Con le miriadi di giovanotti costretti ad addobbarsi da amish, sperduti in capanne di legno a rimestare amori perduti, ancora rinchiusi in cameretta a giochicchiare con la pianola del primo compleanno, tocca ad artisti più attempati alzare la voce e raffigurare con foga e passione il diavolo fagocitante che presiede alle faccende degli uomini falsamente liberi. Ed è così che il rap di “More Money, More Fire” costruisce la scenografia delle riot londinesi – un’umanità diseredata a cui l’unica risposta che viene data è: “Fight Them Back”.
Nel caso di Steve Mason, “alzare la voce” è un concetto da intendersi in senso altamente metaforico, e “Monkey Minds In The Devil’s Time” è infatti un’opera teatrale sfuggente e quasi confusa, la cui scena è però illuminata dalla grande scrittura pop della voce della Beta Band.

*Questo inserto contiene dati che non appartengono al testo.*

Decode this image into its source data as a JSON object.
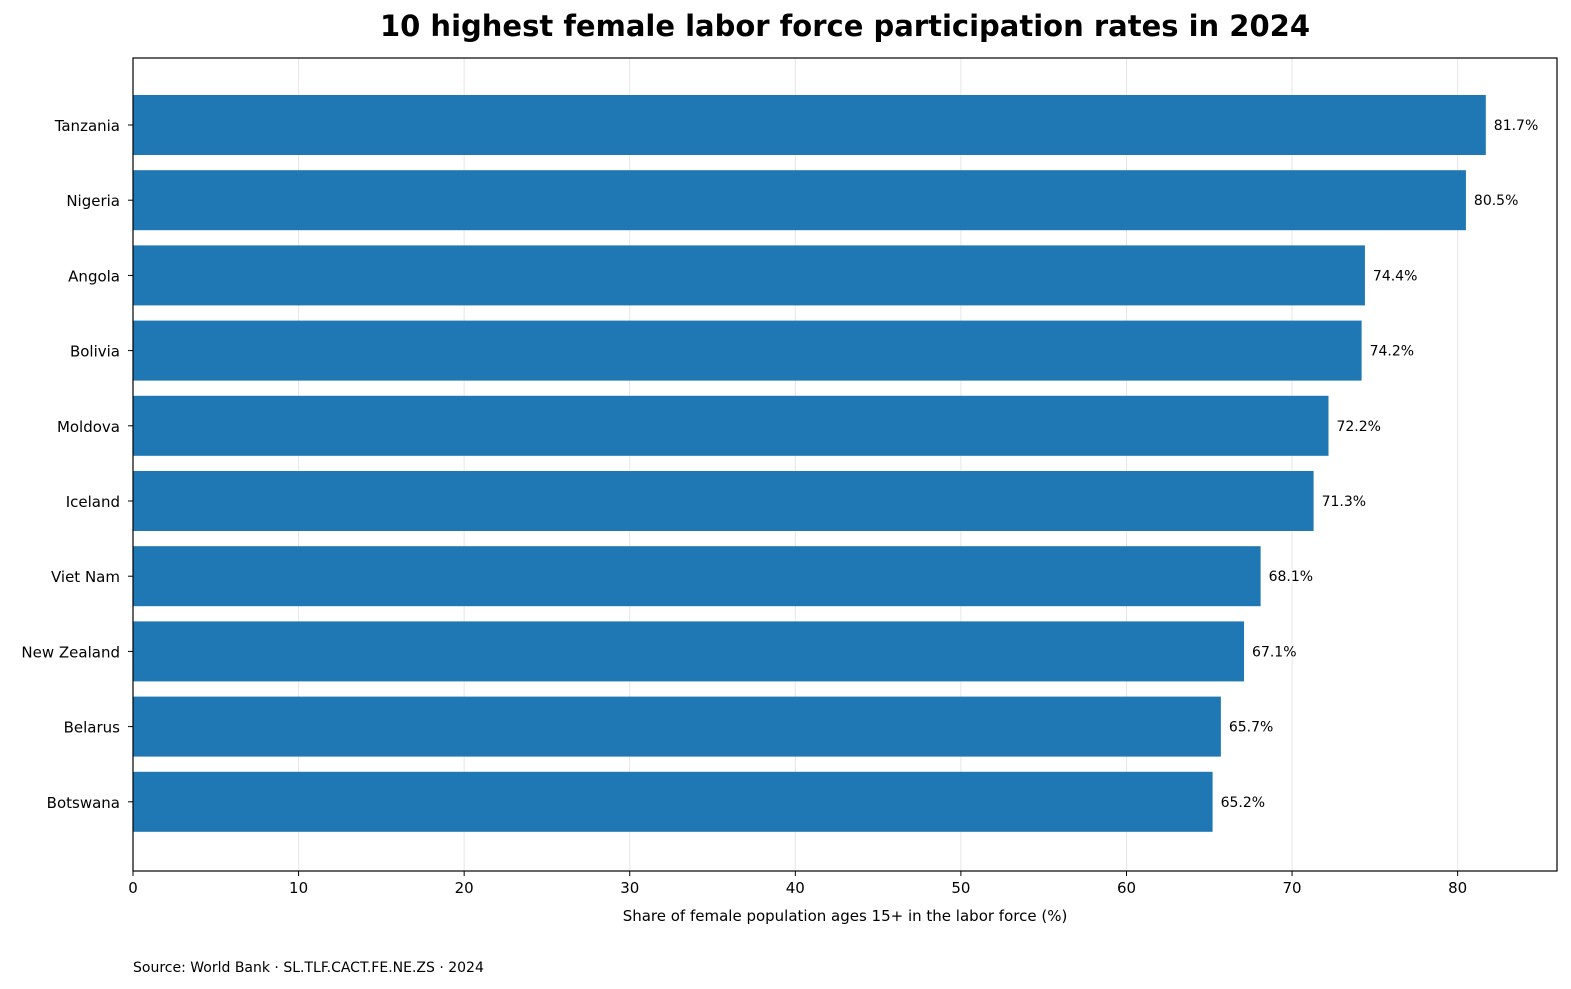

Spoken word sepolcrali, neofolk introducono il pop suadente e obliquo del disco, che ricorda l’elegante, sublime, affascinante intellettualismo dissimulato degli Elbow di “The Seldom Seen Kid” (“Lie Awake”) – quella grandeur da britpop borghese (“Never Be Alone”); la dolce, compassionevole malinconia di “Come To Me” potrebbe essere quella di un brano scritto da Gerard Love; anche il coro gospel di “Lonely” viene presentato con la classe del pop Beck-iano della Beta Band, così come nel Motown plastico e sussurrato di “Fire!” e nel country anni 70 di "Oh My Lord".

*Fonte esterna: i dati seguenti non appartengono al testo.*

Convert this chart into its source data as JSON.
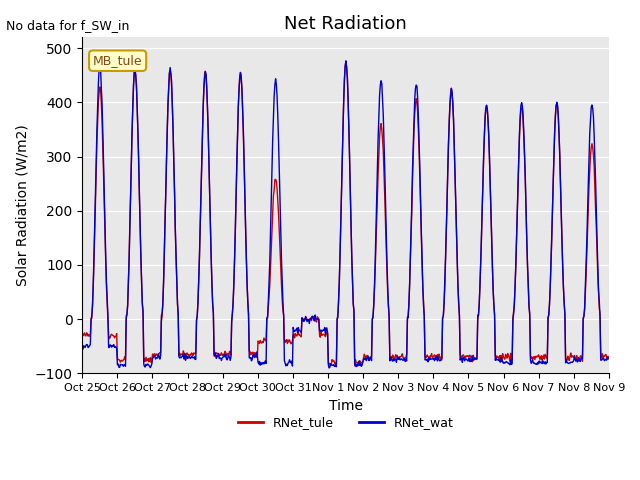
{
  "title": "Net Radiation",
  "xlabel": "Time",
  "ylabel": "Solar Radiation (W/m2)",
  "annotation": "No data for f_SW_in",
  "legend_label1": "RNet_tule",
  "legend_label2": "RNet_wat",
  "legend_box_label": "MB_tule",
  "ylim": [
    -100,
    520
  ],
  "color_tule": "#cc0000",
  "color_wat": "#0000cc",
  "background_color": "#e8e8e8",
  "tick_labels": [
    "Oct 25",
    "Oct 26",
    "Oct 27",
    "Oct 28",
    "Oct 29",
    "Oct 30",
    "Oct 31",
    "Nov 1",
    "Nov 2",
    "Nov 3",
    "Nov 4",
    "Nov 5",
    "Nov 6",
    "Nov 7",
    "Nov 8",
    "Nov 9"
  ],
  "num_days": 15,
  "tule_peaks": [
    430,
    460,
    460,
    455,
    455,
    260,
    0,
    475,
    360,
    405,
    425,
    395,
    395,
    400,
    325
  ],
  "wat_peaks": [
    465,
    460,
    465,
    455,
    455,
    440,
    0,
    475,
    440,
    435,
    425,
    395,
    400,
    400,
    395
  ],
  "tule_nights": [
    -30,
    -75,
    -65,
    -65,
    -65,
    -40,
    -30,
    -80,
    -70,
    -70,
    -70,
    -70,
    -70,
    -70,
    -70
  ],
  "wat_nights": [
    -50,
    -85,
    -70,
    -70,
    -70,
    -80,
    -20,
    -85,
    -75,
    -75,
    -75,
    -75,
    -80,
    -80,
    -75
  ]
}
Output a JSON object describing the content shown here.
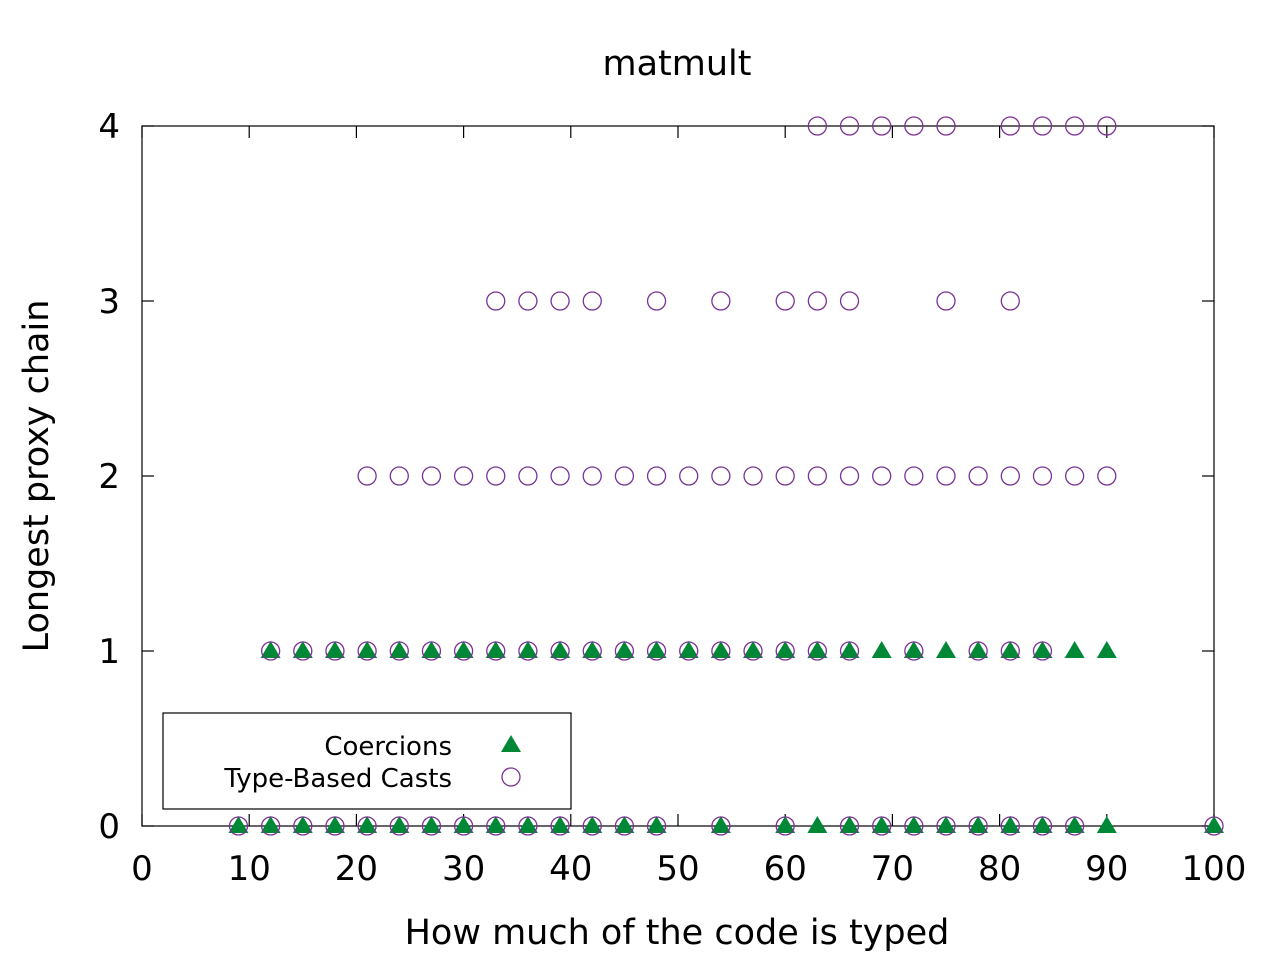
{
  "chart_data": {
    "type": "scatter",
    "title": "matmult",
    "xlabel": "How much of the code is typed",
    "ylabel": "Longest proxy chain",
    "xlim": [
      0,
      100
    ],
    "ylim": [
      0,
      4
    ],
    "x_ticks": [
      0,
      10,
      20,
      30,
      40,
      50,
      60,
      70,
      80,
      90,
      100
    ],
    "y_ticks": [
      0,
      1,
      2,
      3,
      4
    ],
    "grid": false,
    "legend_position": "bottom-left",
    "series": [
      {
        "name": "Coercions",
        "marker": "filled-triangle",
        "color": "#008837",
        "points": [
          [
            9,
            0
          ],
          [
            12,
            0
          ],
          [
            15,
            0
          ],
          [
            18,
            0
          ],
          [
            21,
            0
          ],
          [
            24,
            0
          ],
          [
            27,
            0
          ],
          [
            30,
            0
          ],
          [
            33,
            0
          ],
          [
            36,
            0
          ],
          [
            39,
            0
          ],
          [
            42,
            0
          ],
          [
            45,
            0
          ],
          [
            48,
            0
          ],
          [
            54,
            0
          ],
          [
            60,
            0
          ],
          [
            63,
            0
          ],
          [
            66,
            0
          ],
          [
            69,
            0
          ],
          [
            72,
            0
          ],
          [
            75,
            0
          ],
          [
            78,
            0
          ],
          [
            81,
            0
          ],
          [
            84,
            0
          ],
          [
            87,
            0
          ],
          [
            90,
            0
          ],
          [
            100,
            0
          ],
          [
            12,
            1
          ],
          [
            15,
            1
          ],
          [
            18,
            1
          ],
          [
            21,
            1
          ],
          [
            24,
            1
          ],
          [
            27,
            1
          ],
          [
            30,
            1
          ],
          [
            33,
            1
          ],
          [
            36,
            1
          ],
          [
            39,
            1
          ],
          [
            42,
            1
          ],
          [
            45,
            1
          ],
          [
            48,
            1
          ],
          [
            51,
            1
          ],
          [
            54,
            1
          ],
          [
            57,
            1
          ],
          [
            60,
            1
          ],
          [
            63,
            1
          ],
          [
            66,
            1
          ],
          [
            69,
            1
          ],
          [
            72,
            1
          ],
          [
            75,
            1
          ],
          [
            78,
            1
          ],
          [
            81,
            1
          ],
          [
            84,
            1
          ],
          [
            87,
            1
          ],
          [
            90,
            1
          ]
        ]
      },
      {
        "name": "Type-Based Casts",
        "marker": "open-circle",
        "color": "#7b3294",
        "points": [
          [
            9,
            0
          ],
          [
            12,
            0
          ],
          [
            15,
            0
          ],
          [
            18,
            0
          ],
          [
            21,
            0
          ],
          [
            24,
            0
          ],
          [
            27,
            0
          ],
          [
            30,
            0
          ],
          [
            33,
            0
          ],
          [
            36,
            0
          ],
          [
            39,
            0
          ],
          [
            42,
            0
          ],
          [
            45,
            0
          ],
          [
            48,
            0
          ],
          [
            54,
            0
          ],
          [
            60,
            0
          ],
          [
            66,
            0
          ],
          [
            69,
            0
          ],
          [
            72,
            0
          ],
          [
            75,
            0
          ],
          [
            78,
            0
          ],
          [
            81,
            0
          ],
          [
            84,
            0
          ],
          [
            87,
            0
          ],
          [
            100,
            0
          ],
          [
            12,
            1
          ],
          [
            15,
            1
          ],
          [
            18,
            1
          ],
          [
            21,
            1
          ],
          [
            24,
            1
          ],
          [
            27,
            1
          ],
          [
            30,
            1
          ],
          [
            33,
            1
          ],
          [
            36,
            1
          ],
          [
            39,
            1
          ],
          [
            42,
            1
          ],
          [
            45,
            1
          ],
          [
            48,
            1
          ],
          [
            51,
            1
          ],
          [
            54,
            1
          ],
          [
            57,
            1
          ],
          [
            60,
            1
          ],
          [
            63,
            1
          ],
          [
            66,
            1
          ],
          [
            72,
            1
          ],
          [
            78,
            1
          ],
          [
            81,
            1
          ],
          [
            84,
            1
          ],
          [
            21,
            2
          ],
          [
            24,
            2
          ],
          [
            27,
            2
          ],
          [
            30,
            2
          ],
          [
            33,
            2
          ],
          [
            36,
            2
          ],
          [
            39,
            2
          ],
          [
            42,
            2
          ],
          [
            45,
            2
          ],
          [
            48,
            2
          ],
          [
            51,
            2
          ],
          [
            54,
            2
          ],
          [
            57,
            2
          ],
          [
            60,
            2
          ],
          [
            63,
            2
          ],
          [
            66,
            2
          ],
          [
            69,
            2
          ],
          [
            72,
            2
          ],
          [
            75,
            2
          ],
          [
            78,
            2
          ],
          [
            81,
            2
          ],
          [
            84,
            2
          ],
          [
            87,
            2
          ],
          [
            90,
            2
          ],
          [
            33,
            3
          ],
          [
            36,
            3
          ],
          [
            39,
            3
          ],
          [
            42,
            3
          ],
          [
            48,
            3
          ],
          [
            54,
            3
          ],
          [
            60,
            3
          ],
          [
            63,
            3
          ],
          [
            66,
            3
          ],
          [
            75,
            3
          ],
          [
            81,
            3
          ],
          [
            63,
            4
          ],
          [
            66,
            4
          ],
          [
            69,
            4
          ],
          [
            72,
            4
          ],
          [
            75,
            4
          ],
          [
            81,
            4
          ],
          [
            84,
            4
          ],
          [
            87,
            4
          ],
          [
            90,
            4
          ]
        ]
      }
    ]
  }
}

Insomma, altro che popstar arrabbiata con la cartuccera piena di slogan: “Monkey Minds In The Devil’s Time” è un vero musical della protesta. Fatto non per spettacolarizzare un avvenimento, per sfruttare con facilità l’inerzia dei movimenti giovanili – piuttosto, con la consapevolezza del potere che un lavoro d’arte può dare a questi ultimi.
Certo, qualcuno potrebbe pensare che, senza i gabbiani, le telecronache brasiliane di Formula 1 e tutto il corredo che questa pop opera di venti brani si porta dietro, la scrittura di Mason sarebbe rimasta ed emersa in maniera più ordinaria ma più soddisfacente. Ma in questi casi va anche rispettata la volontà espressiva e narrativa dell’artista, al di là delle esigenze “alimentari” dell’ascoltatore.